Liberty Senior Living operates more than a dozen senior communities in North Carolina and South Carolina. When residents first move into one of their communities, they are eligible for a comprehensive assessment that assesses things like strength, endurance, dexterity and more.

Once a baseline is established, staff members like Norris help residents improve in problem areas and maintain their health in others. In order to appeal to all residents, the communities offer a variety of health and wellness options.

“We have all kinds of classes – balance, strength, agility, coordination, endurance and sanity – in all kinds of difficulty levels. Everyone in our communities is certified to teach Ageless Grace, which combines a physical class with a class. No matter what we do, however, everything is tailored to what the residents want, so if the residents want anything, we are absolutely open to adding new classes, ”Norris said. , almost all of our communities have a local university partnership, which allows for presentations on important topics ranging from exercise science to public health. It really helps with mental stimulation and keeping them up to date with the latest information. “

Since residents have the flexibility to choose which programs they wish to participate in, the Wellness Program is a way to help residents form friendships and adjust better to the community.

Often, a resident’s initial assessment can shed light on what will be of interest to them.

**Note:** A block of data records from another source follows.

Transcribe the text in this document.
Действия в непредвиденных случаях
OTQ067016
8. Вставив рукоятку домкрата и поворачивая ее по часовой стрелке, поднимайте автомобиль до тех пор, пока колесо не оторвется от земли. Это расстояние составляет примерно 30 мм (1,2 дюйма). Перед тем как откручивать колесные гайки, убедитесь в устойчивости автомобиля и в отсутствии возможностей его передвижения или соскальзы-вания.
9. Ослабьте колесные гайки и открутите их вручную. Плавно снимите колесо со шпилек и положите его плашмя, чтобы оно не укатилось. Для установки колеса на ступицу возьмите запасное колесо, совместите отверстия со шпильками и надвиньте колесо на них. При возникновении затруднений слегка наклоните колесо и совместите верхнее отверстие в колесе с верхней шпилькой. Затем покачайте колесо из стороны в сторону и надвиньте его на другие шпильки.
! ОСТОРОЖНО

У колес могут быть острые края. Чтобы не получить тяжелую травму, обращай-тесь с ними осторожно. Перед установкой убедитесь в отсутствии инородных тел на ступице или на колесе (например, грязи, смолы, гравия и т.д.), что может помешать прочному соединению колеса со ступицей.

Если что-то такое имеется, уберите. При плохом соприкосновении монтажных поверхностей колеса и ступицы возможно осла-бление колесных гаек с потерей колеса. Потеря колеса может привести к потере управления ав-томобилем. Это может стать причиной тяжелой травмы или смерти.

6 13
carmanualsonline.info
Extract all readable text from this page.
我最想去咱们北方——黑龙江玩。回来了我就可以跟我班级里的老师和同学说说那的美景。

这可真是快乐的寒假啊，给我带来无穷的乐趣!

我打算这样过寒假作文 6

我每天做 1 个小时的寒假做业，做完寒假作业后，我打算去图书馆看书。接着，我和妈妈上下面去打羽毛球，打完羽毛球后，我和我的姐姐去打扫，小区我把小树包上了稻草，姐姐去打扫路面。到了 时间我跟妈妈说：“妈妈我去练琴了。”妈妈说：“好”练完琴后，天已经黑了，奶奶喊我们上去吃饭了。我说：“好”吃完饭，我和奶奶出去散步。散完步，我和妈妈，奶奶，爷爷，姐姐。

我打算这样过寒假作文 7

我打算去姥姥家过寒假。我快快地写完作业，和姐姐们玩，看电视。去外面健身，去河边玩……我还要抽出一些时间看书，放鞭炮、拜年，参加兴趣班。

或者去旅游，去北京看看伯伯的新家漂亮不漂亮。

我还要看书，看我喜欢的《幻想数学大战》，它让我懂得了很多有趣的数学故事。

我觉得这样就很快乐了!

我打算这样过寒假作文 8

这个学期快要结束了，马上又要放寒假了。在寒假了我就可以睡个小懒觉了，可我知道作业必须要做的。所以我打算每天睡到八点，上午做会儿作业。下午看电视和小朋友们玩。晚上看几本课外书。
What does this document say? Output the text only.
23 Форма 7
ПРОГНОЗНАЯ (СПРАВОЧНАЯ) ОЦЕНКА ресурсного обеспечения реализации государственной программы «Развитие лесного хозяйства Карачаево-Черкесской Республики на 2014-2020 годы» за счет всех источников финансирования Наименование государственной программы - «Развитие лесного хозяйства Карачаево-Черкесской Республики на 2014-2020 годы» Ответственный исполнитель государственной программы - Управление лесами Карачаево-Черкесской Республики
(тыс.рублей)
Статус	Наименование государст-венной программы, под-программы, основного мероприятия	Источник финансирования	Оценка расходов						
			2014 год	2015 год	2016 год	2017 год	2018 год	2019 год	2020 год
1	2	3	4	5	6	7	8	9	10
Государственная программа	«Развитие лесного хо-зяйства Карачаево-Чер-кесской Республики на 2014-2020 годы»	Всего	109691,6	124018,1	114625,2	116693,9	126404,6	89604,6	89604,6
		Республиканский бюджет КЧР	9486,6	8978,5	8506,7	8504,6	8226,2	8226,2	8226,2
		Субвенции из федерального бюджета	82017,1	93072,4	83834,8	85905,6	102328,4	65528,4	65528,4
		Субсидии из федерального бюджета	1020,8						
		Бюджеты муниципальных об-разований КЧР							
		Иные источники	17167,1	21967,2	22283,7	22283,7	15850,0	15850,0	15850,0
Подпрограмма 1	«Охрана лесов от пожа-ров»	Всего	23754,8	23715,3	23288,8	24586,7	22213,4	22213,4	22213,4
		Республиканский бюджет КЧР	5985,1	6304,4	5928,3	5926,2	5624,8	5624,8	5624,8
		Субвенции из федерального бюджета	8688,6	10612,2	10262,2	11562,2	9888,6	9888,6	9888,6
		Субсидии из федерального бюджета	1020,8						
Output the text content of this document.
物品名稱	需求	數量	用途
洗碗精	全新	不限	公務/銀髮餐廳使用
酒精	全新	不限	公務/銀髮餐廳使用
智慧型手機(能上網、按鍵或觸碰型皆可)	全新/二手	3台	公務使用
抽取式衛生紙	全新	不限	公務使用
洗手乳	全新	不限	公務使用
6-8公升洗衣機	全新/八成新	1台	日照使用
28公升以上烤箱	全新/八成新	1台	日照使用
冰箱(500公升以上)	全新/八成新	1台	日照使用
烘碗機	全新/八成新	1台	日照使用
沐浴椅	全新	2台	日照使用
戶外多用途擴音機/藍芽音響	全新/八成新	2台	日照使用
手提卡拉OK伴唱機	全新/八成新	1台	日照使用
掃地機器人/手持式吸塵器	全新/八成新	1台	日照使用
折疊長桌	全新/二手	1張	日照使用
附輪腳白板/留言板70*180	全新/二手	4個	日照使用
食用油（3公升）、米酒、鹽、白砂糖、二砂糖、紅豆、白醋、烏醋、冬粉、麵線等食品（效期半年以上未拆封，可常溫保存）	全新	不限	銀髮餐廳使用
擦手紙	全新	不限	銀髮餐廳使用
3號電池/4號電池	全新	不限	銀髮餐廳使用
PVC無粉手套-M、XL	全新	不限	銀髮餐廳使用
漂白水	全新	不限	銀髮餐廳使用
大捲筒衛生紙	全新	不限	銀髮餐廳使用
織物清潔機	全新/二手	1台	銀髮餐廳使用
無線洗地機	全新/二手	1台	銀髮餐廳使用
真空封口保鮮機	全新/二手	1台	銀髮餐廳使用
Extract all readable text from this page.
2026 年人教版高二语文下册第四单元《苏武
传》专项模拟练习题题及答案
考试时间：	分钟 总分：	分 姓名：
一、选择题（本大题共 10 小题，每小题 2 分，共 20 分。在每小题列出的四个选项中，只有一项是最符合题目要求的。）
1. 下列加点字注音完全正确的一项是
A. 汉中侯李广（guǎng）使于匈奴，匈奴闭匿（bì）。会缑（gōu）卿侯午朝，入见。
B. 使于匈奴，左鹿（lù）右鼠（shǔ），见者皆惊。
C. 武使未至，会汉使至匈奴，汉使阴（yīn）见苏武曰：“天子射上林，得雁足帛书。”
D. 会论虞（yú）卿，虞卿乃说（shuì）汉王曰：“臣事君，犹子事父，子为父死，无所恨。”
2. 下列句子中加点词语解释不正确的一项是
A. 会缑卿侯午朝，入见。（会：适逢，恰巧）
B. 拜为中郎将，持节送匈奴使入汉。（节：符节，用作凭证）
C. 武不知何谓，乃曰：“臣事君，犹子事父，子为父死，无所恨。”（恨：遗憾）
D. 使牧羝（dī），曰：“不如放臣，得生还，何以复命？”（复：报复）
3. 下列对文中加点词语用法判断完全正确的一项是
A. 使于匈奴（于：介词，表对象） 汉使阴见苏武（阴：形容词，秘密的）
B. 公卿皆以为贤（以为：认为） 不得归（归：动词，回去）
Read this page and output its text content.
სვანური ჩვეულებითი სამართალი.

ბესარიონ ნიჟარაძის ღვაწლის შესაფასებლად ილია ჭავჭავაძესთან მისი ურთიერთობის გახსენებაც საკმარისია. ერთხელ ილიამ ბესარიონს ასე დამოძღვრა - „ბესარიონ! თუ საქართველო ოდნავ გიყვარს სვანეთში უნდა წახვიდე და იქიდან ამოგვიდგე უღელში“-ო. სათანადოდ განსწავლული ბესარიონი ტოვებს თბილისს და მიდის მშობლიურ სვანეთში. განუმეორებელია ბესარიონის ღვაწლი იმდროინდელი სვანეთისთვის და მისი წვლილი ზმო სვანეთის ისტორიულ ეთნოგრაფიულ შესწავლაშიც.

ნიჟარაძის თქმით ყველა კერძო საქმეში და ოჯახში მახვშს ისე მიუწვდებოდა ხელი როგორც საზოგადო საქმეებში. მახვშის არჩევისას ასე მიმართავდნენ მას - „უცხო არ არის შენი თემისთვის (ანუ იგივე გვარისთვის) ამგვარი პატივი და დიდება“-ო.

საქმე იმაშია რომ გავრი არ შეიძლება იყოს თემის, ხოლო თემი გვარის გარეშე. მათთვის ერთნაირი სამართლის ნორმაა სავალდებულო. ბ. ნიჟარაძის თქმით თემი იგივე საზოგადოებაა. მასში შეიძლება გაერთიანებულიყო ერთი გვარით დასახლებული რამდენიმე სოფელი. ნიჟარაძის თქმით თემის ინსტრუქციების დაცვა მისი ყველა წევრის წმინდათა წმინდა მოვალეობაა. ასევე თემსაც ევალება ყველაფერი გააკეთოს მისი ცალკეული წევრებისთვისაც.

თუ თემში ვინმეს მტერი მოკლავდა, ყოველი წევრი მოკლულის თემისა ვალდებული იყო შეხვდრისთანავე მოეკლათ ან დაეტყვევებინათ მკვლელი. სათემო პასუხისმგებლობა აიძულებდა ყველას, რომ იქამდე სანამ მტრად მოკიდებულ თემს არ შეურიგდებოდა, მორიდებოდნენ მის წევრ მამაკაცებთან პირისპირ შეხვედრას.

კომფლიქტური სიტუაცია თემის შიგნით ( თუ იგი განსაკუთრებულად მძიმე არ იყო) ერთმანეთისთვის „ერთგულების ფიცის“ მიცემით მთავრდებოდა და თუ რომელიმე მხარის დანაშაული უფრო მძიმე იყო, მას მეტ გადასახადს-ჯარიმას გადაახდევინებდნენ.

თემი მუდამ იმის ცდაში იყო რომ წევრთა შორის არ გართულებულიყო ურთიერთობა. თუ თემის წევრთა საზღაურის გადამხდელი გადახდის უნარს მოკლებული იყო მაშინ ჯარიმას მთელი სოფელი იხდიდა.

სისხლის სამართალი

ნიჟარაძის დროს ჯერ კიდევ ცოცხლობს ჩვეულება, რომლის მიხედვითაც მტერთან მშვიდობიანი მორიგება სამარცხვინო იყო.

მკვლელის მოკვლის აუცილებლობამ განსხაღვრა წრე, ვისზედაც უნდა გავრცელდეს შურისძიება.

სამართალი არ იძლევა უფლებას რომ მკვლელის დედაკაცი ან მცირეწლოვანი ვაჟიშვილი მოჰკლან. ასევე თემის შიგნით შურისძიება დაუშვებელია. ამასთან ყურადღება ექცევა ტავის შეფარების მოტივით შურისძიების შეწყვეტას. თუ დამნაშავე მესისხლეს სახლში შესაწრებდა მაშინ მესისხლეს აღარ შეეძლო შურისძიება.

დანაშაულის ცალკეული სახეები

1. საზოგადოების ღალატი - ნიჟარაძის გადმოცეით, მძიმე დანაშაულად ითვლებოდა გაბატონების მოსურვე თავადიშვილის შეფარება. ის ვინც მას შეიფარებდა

From there, Liberty staff can begin to make connections.

“Maybe someone who has just moved in indicates that they really like swimming in the morning. If we have another resident who enjoys swimming in the morning, we will try to match them. We are always looking for ways to can introduce new friendships and relationships, because not only are these classes amazing for a resident’s physical health, but also for their mental health, ”said Norris. “It’s a social thing – we’re here to have fun and interact in a way that makes everyone better. These programs decrease the risk of isolation and loneliness, because there is always something to do – everything. all you have to do is pull out your front door. “

Thanks to the constant variety and personalized nature of wellness programs, residents of Liberty communities are involved at an impressive level.

“Our staff are dedicated to providing a wide range of wellness opportunities, and because of that, we are seeing up to 95% attendance among our residents,” said Bill Piper, Executive Director of Liberty’s Community Carolina Bay.

One example where Norris looked for new ways to improve the health and wellness options of Liberty communities was to run a simulated Olympics for residents. The community divides into teams, often allowing residents to interact with people they usually don’t meet. with. Liberty Olympic events include things like water polo, hall races, ball drops, the cornhole and more.

By focusing programming on residents, Liberty communities support all facets of well-being.

“For us, wellness is multi-faceted – it’s not just about physical health. We are always looking for opportunities to engage with the mental health, social health and more of our residents. , and in doing so, we are able to improve their quality of life, “said Piper.” Well-being is always important, but more so as we continue to age. We always stay up to date on latest recommendations for seniors, and I think the results are showing in our communities.

This article was written for our sponsor, Liberty Senior Living.